A typical NLP task involves going through text data, understanding context, and performing intellectual activities that humans typically perform. Such higher-level tasks include understanding emotions, paraphrasing, summarization, identifying keywords, etc. The first and common step in these natural language-based intelligent tasks is tokenization. Tokenization divides a phrase, sentence, paragraph, or an entire text into smaller units as individual words or terms. Each of these building blocks of text is known as a token. A token can be a word, part of a word, or just plain characters like punctuation.
The tokens and order in which they occur give meaning to the text. For comprehension by humans, the sentence should be composed of tokens from a dictionary (or provided by naming authorities) and in an order determined formal grammar. However, for use in machines or computers, the tokens can be arbitrary fragments of text.
Tokenizers that break text into tokens using space as a delimiter is sufficient to produce vocabulary for language like English. Space delimited tokenization is the most preferred tokenization method for word-vector-based NLP workflows. While simplicity, speed, and easy implementation are the main advantages, downstream NLP tasks may have to work with an extensive vocabulary. Often the simple tokenization using space as a delimiter is extended to include punctuations. Commonly used NLP software/suite (e.g., Spacy, Hugging Face, and, OpenNMT) supports empirical tokenization. In addition, stand-alone tokenizers (like Sentence Piece/Word Piece) include modules for empirical tokenization.

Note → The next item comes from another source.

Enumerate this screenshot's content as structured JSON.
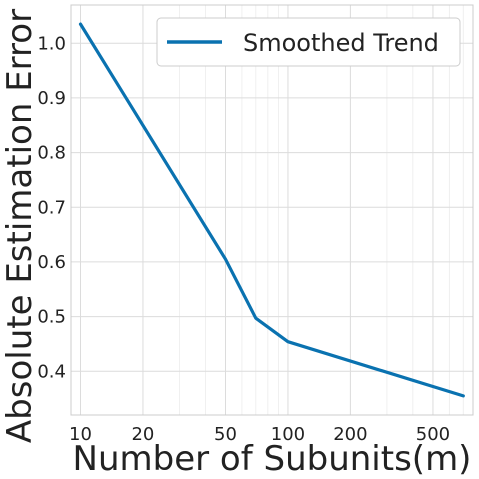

Empirical tokenization has limited use when language does not use space or other characters as delimiters. For example, the Japanese language does not use space to separate words. Model-based tokenizers play a pivotal role when the language does not use recurring delimiters or have a large vocabulary. As the name suggests, model-based tokenizers need a model that guides the tokenization process. A large corpus of text from the relevant language is typically used to build a model. The model produces vocabulary (a list of tokens/subwords) that do not carry a meaning to humans but are used as a reference to tokenize a new set of text.
Transfer learning-based NLP protocols use model-based tokenizers. SentencePiece is one of the most widely used, general-purpose tokenizers. It provides c++ libraries and python wrappers to build tokenization models and modules to encode/decode text using constructed models.
Tokenization constitutes a fundamental step in higher-level NLP tasks. Based upon the objective of the task, language to perform NLP task on, and downstream learning methods to build word vector and machine learning method, either empirical or model-driven tokenizers. Nucleati NLP suite uses empirical word-based tokenizers. Our efficient and low-storage-fingerprint machine learning method is best suited for empirical, delimiter-based tokenization.